Мальчишки переглянулись. Они одновременно подумали об одном и том же. И поняли это. Владик и Димка посмотрели на Жорку.
— Когда тебя в больницу кладут? — спросил он.
— Дня через три, — ответила Тамико.
— С Демьянычем потолковать надо, вот что. Это мой отчим, — пояснил Жорка Тамико, — он на спасательном катере работает, на глиссере. Вот там скорость так скорость. Ветер слезы из глаз выжимает. Сегодня же вечером с ним поговорю. Он вообще-то дядька добрый. Только бы настроение у него было хорошее.
— Да, на катере это… конечно! Что говорить. Только на лодке тоже хорошо. Пойдем, Тамико, с нами, — сказал Димка.
— Мальчики, я-то очень хочу, только как же мама? Она беспокоиться станет. А сейчас ее дома нет. И тетя Таня на работе.
— Это же здесь рядом. Ты ей записку оставь. Положи на скамейку и все тут, — предложил Владик.
— Эх, ладно! Была не была! — махнула рукой Тамико. — Уговорили.
— Ты погляди на себя, Жорка, — хохотала Тамико, — на кого ты похож! Мамали! Настоящий мамали.
— А кто такой мамали? — смеялся Жорка.
— Мамали по-грузински — петух. Ты всю краску на себя извел: нос зеленый, щека красная, волосы дыбом, как гребешок. На «Акулу» краски не хватит.
— Петух? Это здорово — петух! Тамико, нарисуй мне на груди петуха. У всех моряков на груди что-нибудь нарисовано. Татуировка. Я бойцовый петух! Я старый морской волк! Нарисуй мне петуха.
— Ох, Жорка! Ох, Жорка! Как ты только домой явишься? Ты что, нарочно разукрасился? — никак не могла остановиться Тамико, поглядит на Жорку и заливается. — Ты индеец.
— Я индеец! Я вышел на тропу войны.
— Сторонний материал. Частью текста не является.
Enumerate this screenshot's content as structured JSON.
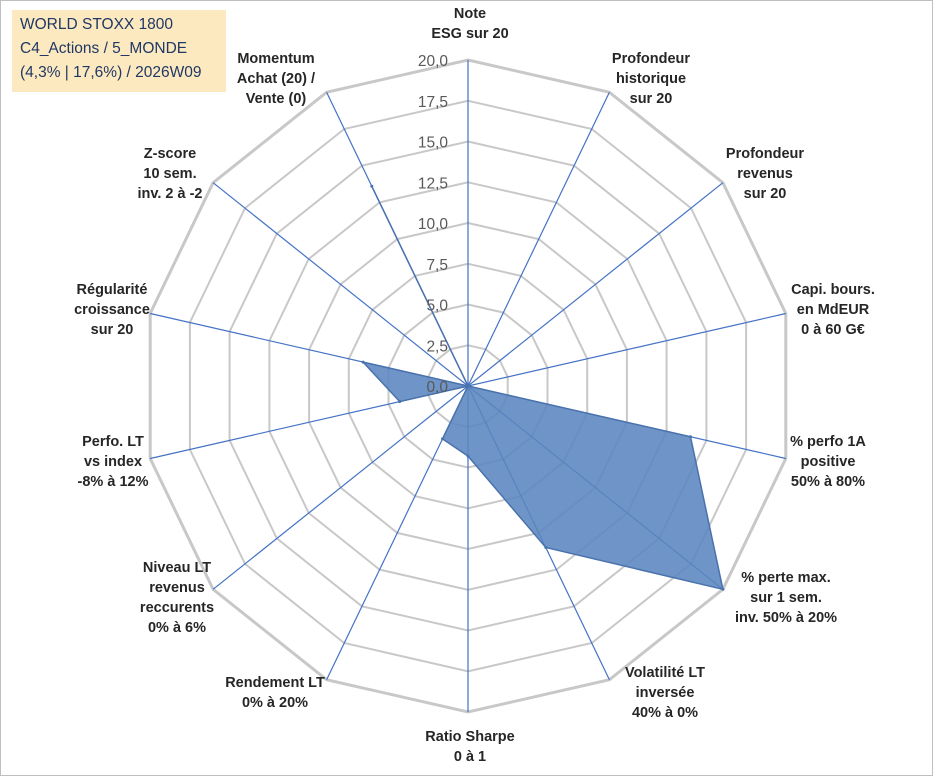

Сейчас со всех вас скальпы поснимаю, — Жорка делал зверское лицо и размахивал кистью. — Как по-грузински победа?
— Гамарджвеба.
— Ура! Гамарджвеба!
Жорка прыгнул на Владика. Оба покатились по пирсу. Димка подскочил, навалился, столкнул их в воду.
Бултых! Только брызги полетели. И сам за ними следом — бултых!
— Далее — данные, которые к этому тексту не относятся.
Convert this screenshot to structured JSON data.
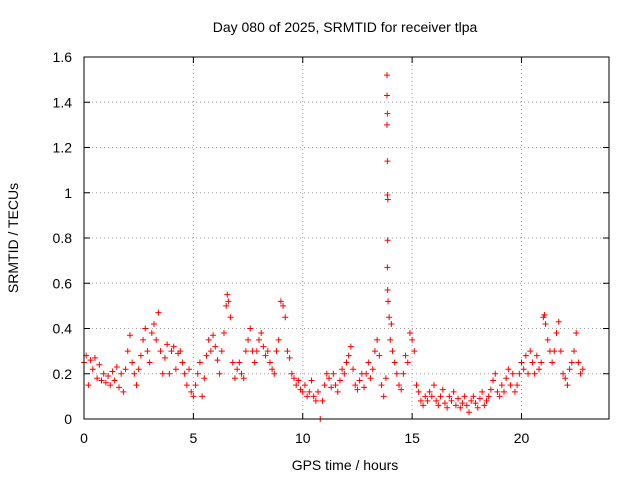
{
  "chart_data": {
    "type": "scatter",
    "title": "Day 080 of 2025, SRMTID for receiver tlpa",
    "xlabel": "GPS time / hours",
    "ylabel": "SRMTID / TECUs",
    "xlim": [
      0,
      24
    ],
    "ylim": [
      0,
      1.6
    ],
    "xticks": [
      0,
      5,
      10,
      15,
      20
    ],
    "yticks": [
      0,
      0.2,
      0.4,
      0.6,
      0.8,
      1,
      1.2,
      1.4,
      1.6
    ],
    "xtick_labels": [
      "0",
      "5",
      "10",
      "15",
      "20"
    ],
    "ytick_labels": [
      "0",
      "0.2",
      "0.4",
      "0.6",
      "0.8",
      "1",
      "1.2",
      "1.4",
      "1.6"
    ],
    "grid": true,
    "marker": "+",
    "marker_color": "#ff0000",
    "series": [
      {
        "name": "SRMTID",
        "points": [
          [
            0.0,
            0.25
          ],
          [
            0.1,
            0.28
          ],
          [
            0.2,
            0.15
          ],
          [
            0.3,
            0.26
          ],
          [
            0.4,
            0.22
          ],
          [
            0.5,
            0.27
          ],
          [
            0.6,
            0.18
          ],
          [
            0.7,
            0.24
          ],
          [
            0.8,
            0.17
          ],
          [
            0.9,
            0.2
          ],
          [
            1.0,
            0.16
          ],
          [
            1.1,
            0.19
          ],
          [
            1.2,
            0.15
          ],
          [
            1.3,
            0.21
          ],
          [
            1.4,
            0.17
          ],
          [
            1.5,
            0.23
          ],
          [
            1.6,
            0.14
          ],
          [
            1.7,
            0.2
          ],
          [
            1.8,
            0.12
          ],
          [
            1.9,
            0.22
          ],
          [
            2.0,
            0.3
          ],
          [
            2.1,
            0.37
          ],
          [
            2.2,
            0.25
          ],
          [
            2.3,
            0.2
          ],
          [
            2.4,
            0.15
          ],
          [
            2.5,
            0.22
          ],
          [
            2.6,
            0.28
          ],
          [
            2.7,
            0.35
          ],
          [
            2.8,
            0.4
          ],
          [
            2.9,
            0.3
          ],
          [
            3.0,
            0.25
          ],
          [
            3.1,
            0.38
          ],
          [
            3.2,
            0.42
          ],
          [
            3.3,
            0.35
          ],
          [
            3.4,
            0.47
          ],
          [
            3.5,
            0.3
          ],
          [
            3.6,
            0.2
          ],
          [
            3.7,
            0.27
          ],
          [
            3.8,
            0.33
          ],
          [
            3.9,
            0.2
          ],
          [
            4.0,
            0.3
          ],
          [
            4.1,
            0.32
          ],
          [
            4.2,
            0.22
          ],
          [
            4.3,
            0.29
          ],
          [
            4.4,
            0.3
          ],
          [
            4.5,
            0.25
          ],
          [
            4.6,
            0.2
          ],
          [
            4.7,
            0.15
          ],
          [
            4.8,
            0.22
          ],
          [
            4.9,
            0.12
          ],
          [
            5.0,
            0.1
          ],
          [
            5.1,
            0.15
          ],
          [
            5.2,
            0.2
          ],
          [
            5.3,
            0.25
          ],
          [
            5.4,
            0.1
          ],
          [
            5.5,
            0.18
          ],
          [
            5.6,
            0.28
          ],
          [
            5.7,
            0.35
          ],
          [
            5.8,
            0.3
          ],
          [
            5.9,
            0.37
          ],
          [
            6.0,
            0.32
          ],
          [
            6.1,
            0.26
          ],
          [
            6.2,
            0.2
          ],
          [
            6.3,
            0.3
          ],
          [
            6.4,
            0.38
          ],
          [
            6.5,
            0.5
          ],
          [
            6.55,
            0.55
          ],
          [
            6.6,
            0.52
          ],
          [
            6.7,
            0.45
          ],
          [
            6.8,
            0.25
          ],
          [
            6.9,
            0.18
          ],
          [
            7.0,
            0.22
          ],
          [
            7.1,
            0.25
          ],
          [
            7.2,
            0.2
          ],
          [
            7.3,
            0.18
          ],
          [
            7.4,
            0.3
          ],
          [
            7.5,
            0.35
          ],
          [
            7.6,
            0.4
          ],
          [
            7.7,
            0.3
          ],
          [
            7.8,
            0.25
          ],
          [
            7.9,
            0.3
          ],
          [
            8.0,
            0.35
          ],
          [
            8.1,
            0.38
          ],
          [
            8.2,
            0.32
          ],
          [
            8.3,
            0.28
          ],
          [
            8.4,
            0.3
          ],
          [
            8.5,
            0.25
          ],
          [
            8.6,
            0.22
          ],
          [
            8.7,
            0.2
          ],
          [
            8.8,
            0.3
          ],
          [
            8.9,
            0.35
          ],
          [
            9.0,
            0.52
          ],
          [
            9.1,
            0.5
          ],
          [
            9.2,
            0.45
          ],
          [
            9.3,
            0.3
          ],
          [
            9.4,
            0.27
          ],
          [
            9.5,
            0.2
          ],
          [
            9.6,
            0.18
          ],
          [
            9.7,
            0.15
          ],
          [
            9.8,
            0.17
          ],
          [
            9.9,
            0.13
          ],
          [
            10.0,
            0.12
          ],
          [
            10.1,
            0.15
          ],
          [
            10.2,
            0.1
          ],
          [
            10.3,
            0.12
          ],
          [
            10.4,
            0.17
          ],
          [
            10.5,
            0.1
          ],
          [
            10.6,
            0.08
          ],
          [
            10.7,
            0.12
          ],
          [
            10.8,
            0.0
          ],
          [
            10.9,
            0.08
          ],
          [
            11.0,
            0.15
          ],
          [
            11.1,
            0.2
          ],
          [
            11.2,
            0.18
          ],
          [
            11.3,
            0.14
          ],
          [
            11.4,
            0.2
          ],
          [
            11.5,
            0.15
          ],
          [
            11.6,
            0.12
          ],
          [
            11.7,
            0.17
          ],
          [
            11.8,
            0.22
          ],
          [
            11.9,
            0.2
          ],
          [
            12.0,
            0.25
          ],
          [
            12.1,
            0.28
          ],
          [
            12.2,
            0.32
          ],
          [
            12.3,
            0.22
          ],
          [
            12.4,
            0.15
          ],
          [
            12.5,
            0.13
          ],
          [
            12.6,
            0.17
          ],
          [
            12.7,
            0.2
          ],
          [
            12.8,
            0.14
          ],
          [
            12.9,
            0.2
          ],
          [
            13.0,
            0.25
          ],
          [
            13.1,
            0.18
          ],
          [
            13.2,
            0.22
          ],
          [
            13.3,
            0.3
          ],
          [
            13.4,
            0.35
          ],
          [
            13.5,
            0.28
          ],
          [
            13.6,
            0.15
          ],
          [
            13.7,
            0.1
          ],
          [
            13.8,
            0.18
          ],
          [
            13.85,
            1.52
          ],
          [
            13.85,
            1.43
          ],
          [
            13.87,
            1.35
          ],
          [
            13.85,
            1.3
          ],
          [
            13.87,
            1.14
          ],
          [
            13.87,
            0.99
          ],
          [
            13.89,
            0.97
          ],
          [
            13.88,
            0.79
          ],
          [
            13.87,
            0.67
          ],
          [
            13.88,
            0.57
          ],
          [
            13.9,
            0.52
          ],
          [
            13.95,
            0.45
          ],
          [
            14.0,
            0.35
          ],
          [
            14.05,
            0.42
          ],
          [
            14.1,
            0.3
          ],
          [
            14.2,
            0.25
          ],
          [
            14.3,
            0.2
          ],
          [
            14.4,
            0.15
          ],
          [
            14.5,
            0.13
          ],
          [
            14.6,
            0.2
          ],
          [
            14.7,
            0.28
          ],
          [
            14.8,
            0.25
          ],
          [
            14.9,
            0.38
          ],
          [
            15.0,
            0.35
          ],
          [
            15.1,
            0.3
          ],
          [
            15.2,
            0.15
          ],
          [
            15.3,
            0.12
          ],
          [
            15.4,
            0.08
          ],
          [
            15.5,
            0.06
          ],
          [
            15.6,
            0.1
          ],
          [
            15.7,
            0.08
          ],
          [
            15.8,
            0.12
          ],
          [
            15.9,
            0.1
          ],
          [
            16.0,
            0.15
          ],
          [
            16.1,
            0.08
          ],
          [
            16.2,
            0.06
          ],
          [
            16.3,
            0.1
          ],
          [
            16.4,
            0.13
          ],
          [
            16.5,
            0.07
          ],
          [
            16.6,
            0.05
          ],
          [
            16.7,
            0.1
          ],
          [
            16.8,
            0.08
          ],
          [
            16.9,
            0.12
          ],
          [
            17.0,
            0.06
          ],
          [
            17.1,
            0.09
          ],
          [
            17.2,
            0.05
          ],
          [
            17.3,
            0.07
          ],
          [
            17.4,
            0.1
          ],
          [
            17.5,
            0.06
          ],
          [
            17.6,
            0.03
          ],
          [
            17.7,
            0.08
          ],
          [
            17.8,
            0.1
          ],
          [
            17.9,
            0.07
          ],
          [
            18.0,
            0.05
          ],
          [
            18.1,
            0.09
          ],
          [
            18.2,
            0.12
          ],
          [
            18.3,
            0.06
          ],
          [
            18.4,
            0.08
          ],
          [
            18.5,
            0.1
          ],
          [
            18.6,
            0.13
          ],
          [
            18.7,
            0.17
          ],
          [
            18.8,
            0.2
          ],
          [
            18.9,
            0.12
          ],
          [
            19.0,
            0.1
          ],
          [
            19.1,
            0.15
          ],
          [
            19.2,
            0.12
          ],
          [
            19.3,
            0.18
          ],
          [
            19.4,
            0.22
          ],
          [
            19.5,
            0.15
          ],
          [
            19.6,
            0.2
          ],
          [
            19.7,
            0.12
          ],
          [
            19.8,
            0.15
          ],
          [
            19.9,
            0.2
          ],
          [
            20.0,
            0.25
          ],
          [
            20.1,
            0.22
          ],
          [
            20.2,
            0.28
          ],
          [
            20.3,
            0.2
          ],
          [
            20.4,
            0.3
          ],
          [
            20.5,
            0.25
          ],
          [
            20.6,
            0.2
          ],
          [
            20.7,
            0.28
          ],
          [
            20.8,
            0.22
          ],
          [
            20.9,
            0.25
          ],
          [
            21.0,
            0.45
          ],
          [
            21.05,
            0.46
          ],
          [
            21.1,
            0.42
          ],
          [
            21.2,
            0.35
          ],
          [
            21.3,
            0.3
          ],
          [
            21.4,
            0.25
          ],
          [
            21.5,
            0.3
          ],
          [
            21.6,
            0.38
          ],
          [
            21.7,
            0.43
          ],
          [
            21.8,
            0.3
          ],
          [
            21.9,
            0.2
          ],
          [
            22.0,
            0.18
          ],
          [
            22.1,
            0.15
          ],
          [
            22.2,
            0.22
          ],
          [
            22.3,
            0.25
          ],
          [
            22.4,
            0.3
          ],
          [
            22.5,
            0.38
          ],
          [
            22.6,
            0.25
          ],
          [
            22.7,
            0.2
          ],
          [
            22.8,
            0.22
          ]
        ]
      }
    ]
  }
}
Они барахтались в воде, возились и украдкой поглядывали на Тамико.
Она сидела на краю пирса, болтала босыми ногами и смеялась.
А потом Тамико нарисовала на Жоркиной груди петуха. Он ее все-таки уговорил. Пристал как смола. И Владик с Димкой поддержали.
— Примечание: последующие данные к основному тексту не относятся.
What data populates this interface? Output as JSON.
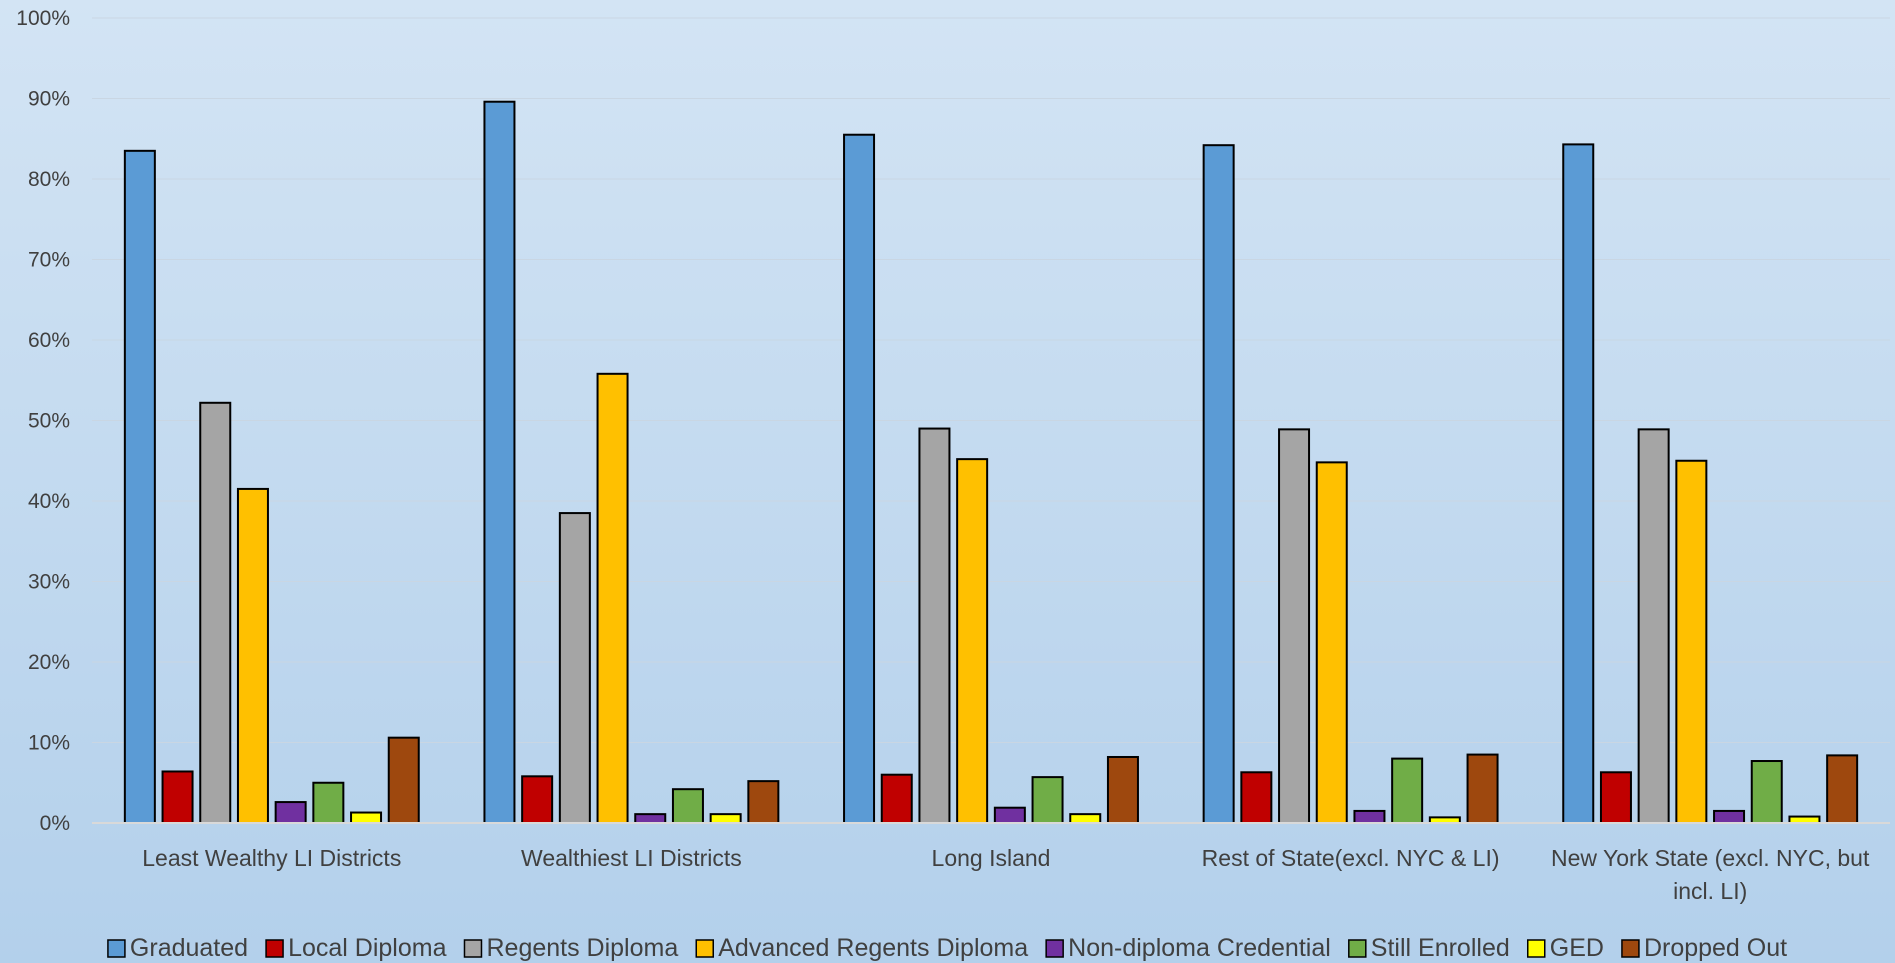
{
  "chart_data": {
    "type": "bar",
    "title": "",
    "xlabel": "",
    "ylabel": "",
    "ylim": [
      0,
      100
    ],
    "yticks": [
      "0%",
      "10%",
      "20%",
      "30%",
      "40%",
      "50%",
      "60%",
      "70%",
      "80%",
      "90%",
      "100%"
    ],
    "grid": true,
    "legend_position": "bottom",
    "categories": [
      [
        "Least Wealthy LI Districts"
      ],
      [
        "Wealthiest LI Districts"
      ],
      [
        "Long Island"
      ],
      [
        "Rest of State(excl. NYC & LI)"
      ],
      [
        "New York State (excl. NYC, but",
        "incl. LI)"
      ]
    ],
    "series": [
      {
        "name": "Graduated",
        "color": "#5b9bd5",
        "values": [
          83.5,
          89.6,
          85.5,
          84.2,
          84.3
        ]
      },
      {
        "name": "Local Diploma",
        "color": "#c00000",
        "values": [
          6.4,
          5.8,
          6.0,
          6.3,
          6.3
        ]
      },
      {
        "name": "Regents Diploma",
        "color": "#a5a5a5",
        "values": [
          52.2,
          38.5,
          49.0,
          48.9,
          48.9
        ]
      },
      {
        "name": "Advanced Regents Diploma",
        "color": "#ffc000",
        "values": [
          41.5,
          55.8,
          45.2,
          44.8,
          45.0
        ]
      },
      {
        "name": "Non-diploma Credential",
        "color": "#7030a0",
        "values": [
          2.6,
          1.1,
          1.9,
          1.5,
          1.5
        ]
      },
      {
        "name": "Still Enrolled",
        "color": "#70ad47",
        "values": [
          5.0,
          4.2,
          5.7,
          8.0,
          7.7
        ]
      },
      {
        "name": "GED",
        "color": "#ffff00",
        "values": [
          1.3,
          1.1,
          1.1,
          0.7,
          0.8
        ]
      },
      {
        "name": "Dropped Out",
        "color": "#9e480e",
        "values": [
          10.6,
          5.2,
          8.2,
          8.5,
          8.4
        ]
      }
    ]
  }
}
Тамико согласилась. Пусть. Акварельную краску легко смыть.
Петух получился великолепный. С разноцветным хвостом, взъерошенный и драчливый.
— На тебя похож, — сказала Тамико.
— Эх, красота какая. Теперь и купаться-то жалко будет, — сокрушался Жорка, — надо было масляной рисовать.
Димка принес в консервной банке бензин. Сообща оттерли Жоркины нос и щеку. Помогли друг другу отчистить руки.
Жорка осторожно тер мочалкой ладошку Тамико, и его руки казались большущими и грубыми рядом с ее.
Он вдруг почувствовал, как сердце его наполняется нежностью к этой славной девчонке. И он весь напрягся, затаился, чтобы она не заметила этого. Ему вдруг захотелось, чтоб ей сейчас вот, немедленно угрожала страшная опасность, чтоб он мог броситься и защитить ее, и биться до конца — яростно и бесстрашно.